Let’s start off with the boring bit: food shopping. Tyrol has a wide selection of small supermarkets and convenience stores, but apart from in certain ski resorts and train stations these are never open on Sundays. For low budgets head to Lidl or Hofer, Austria’s version of Aldi. Spar, Billa and MPreis are popular mid-range stores, while Merkur is more of a Waitrose.

If you don’t arrive expecting the Trafford Centre, you’ll be pleasantly surprised by Innsbruck’s shopping offering – there’s even a Primark! Should you fancy a change of scenery, the Outlet Centre just over the Italian border at Brenner offers reduced designer goods.

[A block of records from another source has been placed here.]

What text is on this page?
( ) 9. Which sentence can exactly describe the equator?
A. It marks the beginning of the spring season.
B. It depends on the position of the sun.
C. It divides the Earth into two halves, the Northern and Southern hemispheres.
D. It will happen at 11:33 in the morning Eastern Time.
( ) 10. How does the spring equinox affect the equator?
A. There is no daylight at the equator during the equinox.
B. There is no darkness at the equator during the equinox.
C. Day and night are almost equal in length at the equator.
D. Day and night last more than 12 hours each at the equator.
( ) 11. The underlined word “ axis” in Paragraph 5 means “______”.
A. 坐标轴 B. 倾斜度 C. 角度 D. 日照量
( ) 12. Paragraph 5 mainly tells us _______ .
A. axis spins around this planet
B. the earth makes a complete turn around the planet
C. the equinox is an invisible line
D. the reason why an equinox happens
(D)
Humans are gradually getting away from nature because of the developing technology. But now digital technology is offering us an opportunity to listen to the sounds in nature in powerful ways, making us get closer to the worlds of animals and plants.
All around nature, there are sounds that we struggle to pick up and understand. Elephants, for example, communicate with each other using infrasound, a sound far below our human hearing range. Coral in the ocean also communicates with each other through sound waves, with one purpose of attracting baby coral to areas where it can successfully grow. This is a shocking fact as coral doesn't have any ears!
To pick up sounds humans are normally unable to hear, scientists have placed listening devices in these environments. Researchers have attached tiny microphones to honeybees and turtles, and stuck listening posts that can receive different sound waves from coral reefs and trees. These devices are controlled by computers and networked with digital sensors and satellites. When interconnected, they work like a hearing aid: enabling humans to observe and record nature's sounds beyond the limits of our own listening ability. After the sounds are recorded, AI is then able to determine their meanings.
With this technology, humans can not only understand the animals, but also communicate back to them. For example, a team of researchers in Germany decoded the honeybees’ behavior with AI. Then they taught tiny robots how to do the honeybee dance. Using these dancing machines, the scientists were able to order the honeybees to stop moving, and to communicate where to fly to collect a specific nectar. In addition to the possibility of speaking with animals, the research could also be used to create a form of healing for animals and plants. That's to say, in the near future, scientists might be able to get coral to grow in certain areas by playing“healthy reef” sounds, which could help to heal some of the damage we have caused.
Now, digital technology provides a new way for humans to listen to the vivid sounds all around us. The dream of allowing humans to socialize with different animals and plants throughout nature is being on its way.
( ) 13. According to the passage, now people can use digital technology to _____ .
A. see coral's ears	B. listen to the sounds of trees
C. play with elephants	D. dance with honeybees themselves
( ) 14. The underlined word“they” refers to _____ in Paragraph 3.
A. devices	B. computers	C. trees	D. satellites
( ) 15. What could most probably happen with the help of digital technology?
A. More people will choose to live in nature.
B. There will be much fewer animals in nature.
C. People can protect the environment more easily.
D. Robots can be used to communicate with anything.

6. Indulge your Inner Tourist


  1. Be transported back to medieval times at Schloss Tratzberg, Jenbach 
  2. Unleash your inner prince or princess at the Hofburg, Innsbruck 
  3. Square up to the 28 bronze statues that line the aisle at the Hofkirche, Innsbruck


  1. Try not to scream on the L2, one of the world’s scariest waterslides, at the Wörgler Wasserwelt, Wörgl 
  2. Take a thrill-seeking friend (or four) on the Innsbruck bobsleigh track 
  3. Bring your skis or sledge to the Sankt Johann ski area for snowy fun in the shadow of the Wilder Kaiser mountains


  1. Buy some beautiful Swarovski jewellery at the Kristallwelten, Wattens 
  2. Take a topsy-turvy picture at the Haus steht Kopf, Terfens 
  3. Ride a mine train underneath the Alps at the Schwaz Silver Mines

I hope this guide proves useful for anyone thinking of or preparing for a year abroad in this beautiful part of the world. If you want to know more about the life of a Language Assistant in Tyrol, please check out my blog

In the words of the locals: “Pfiat enk!”